June 3, 2006

Mata Hari Quest (Part 2)

braceletring_001

Well, I must say this Mata Hari Quest is very challenging but lots of fun!! Today I enlisted the help of my friend Dell in solving all the clues and puzzles because I had spent an hour looking for the ring the day before to no avail. So I filledDell in, gave him the notecard with the obvious clue on it, and said let’s go! To my absolute amazement and embarrassment, Dell found the ring in under 5 seconds!!! Gah!!!! Here’s a close up shot of the ring (isn’t it just divine - all prims and no textures, imagine the HOURS of building work put into this!!):

braceletring_002

This yielded the next clue, a cipher which this time at least Dell and I solved together! This led us to the bracelet:

braceletring_003

Now you might think we were going well, and we were til then, but then it took a while for us to solve the next clue (involving a Bannister) and work out how to retrieve what was at the end of that clue: another clue! And this third clue is very difficult. We both spent ages tackling it and can’t decide whether its some sort of anagram or cryptic crossword puzzle or what…. It will lead to the navel ring jewel but so far I am afraid to say my navel is bare….. I wonder how I can get a little hint for this one? *grin* Stay tuned….

Heteroglossia Workshop

Yesterday I attended a brilliant linguistics workshop on heteroglossia (presented by Sally Humphrey and Dorothy Economou). I can’t believe how much I learnt! We spent a couple of hours immersed in the analysis of texts and discussing system networks (all very technical) but the most interesting thing that happened was a conversation I had with Sally when we were working in small groups. I confessed to her that this is one aspect of the interpersonal metafunction that I wasn’t as clued in to as I thought I should be!! Sally told me that the reason is that because I am a narrative junkie I don’t come across realisations of heterogloss in the texts I research and teach with (it is realised much more evidently in persuasive genres).

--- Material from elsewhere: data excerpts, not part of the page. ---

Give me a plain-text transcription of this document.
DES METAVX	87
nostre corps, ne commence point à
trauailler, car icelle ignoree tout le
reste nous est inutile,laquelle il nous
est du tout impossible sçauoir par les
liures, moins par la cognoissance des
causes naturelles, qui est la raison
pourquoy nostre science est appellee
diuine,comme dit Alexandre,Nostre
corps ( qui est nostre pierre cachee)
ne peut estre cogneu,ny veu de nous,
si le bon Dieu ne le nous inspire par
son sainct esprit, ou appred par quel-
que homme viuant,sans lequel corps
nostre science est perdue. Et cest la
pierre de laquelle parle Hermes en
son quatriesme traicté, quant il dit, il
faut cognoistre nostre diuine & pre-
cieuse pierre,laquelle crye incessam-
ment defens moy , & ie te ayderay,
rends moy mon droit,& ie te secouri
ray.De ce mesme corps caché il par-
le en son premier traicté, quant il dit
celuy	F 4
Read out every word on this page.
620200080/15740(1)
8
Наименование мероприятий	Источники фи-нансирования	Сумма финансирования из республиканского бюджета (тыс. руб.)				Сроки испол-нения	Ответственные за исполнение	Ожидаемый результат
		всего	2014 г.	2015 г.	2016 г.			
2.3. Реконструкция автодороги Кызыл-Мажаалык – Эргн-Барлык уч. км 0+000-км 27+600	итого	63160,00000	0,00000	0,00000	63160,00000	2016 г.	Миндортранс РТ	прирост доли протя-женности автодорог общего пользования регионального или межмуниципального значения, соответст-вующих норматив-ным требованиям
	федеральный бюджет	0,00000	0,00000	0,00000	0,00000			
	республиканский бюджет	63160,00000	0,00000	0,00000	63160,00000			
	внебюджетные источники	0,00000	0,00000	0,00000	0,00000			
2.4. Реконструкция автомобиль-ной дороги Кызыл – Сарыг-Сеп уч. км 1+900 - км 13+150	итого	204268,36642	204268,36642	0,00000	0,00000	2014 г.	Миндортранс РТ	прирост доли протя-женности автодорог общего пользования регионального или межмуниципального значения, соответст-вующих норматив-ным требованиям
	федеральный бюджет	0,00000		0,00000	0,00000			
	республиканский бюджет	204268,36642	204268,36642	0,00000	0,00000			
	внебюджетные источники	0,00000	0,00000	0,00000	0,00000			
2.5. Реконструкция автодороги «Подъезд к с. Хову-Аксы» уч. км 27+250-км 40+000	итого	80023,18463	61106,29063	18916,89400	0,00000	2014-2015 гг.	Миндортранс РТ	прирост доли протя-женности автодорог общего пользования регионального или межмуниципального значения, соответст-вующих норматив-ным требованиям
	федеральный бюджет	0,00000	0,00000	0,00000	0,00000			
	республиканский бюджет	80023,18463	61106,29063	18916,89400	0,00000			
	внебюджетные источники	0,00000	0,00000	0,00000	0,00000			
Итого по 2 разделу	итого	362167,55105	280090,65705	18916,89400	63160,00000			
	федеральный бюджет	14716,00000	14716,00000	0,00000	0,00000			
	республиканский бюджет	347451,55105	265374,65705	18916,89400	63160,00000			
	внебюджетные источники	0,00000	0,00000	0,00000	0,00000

I’ve been thinking about that remark ever since and wondering whether in fact new forms of narrative have much more explicit realisations of heterogloss - particularly the distributed narratives (or as Christy calls them “polymorphic narratives“). When we get narratives that are distributed across different voices, different spaces, different times, and which are comprised of multiple micro-genres, I am thinking that the current linguitic system to describe heterogloss just doesnt stand up to account for this. At the very least, I think there’d be a PhD in finding this out! I am loving this linguistics and semiotics seminar series - it really pushes me into new ways of thinking and imagining.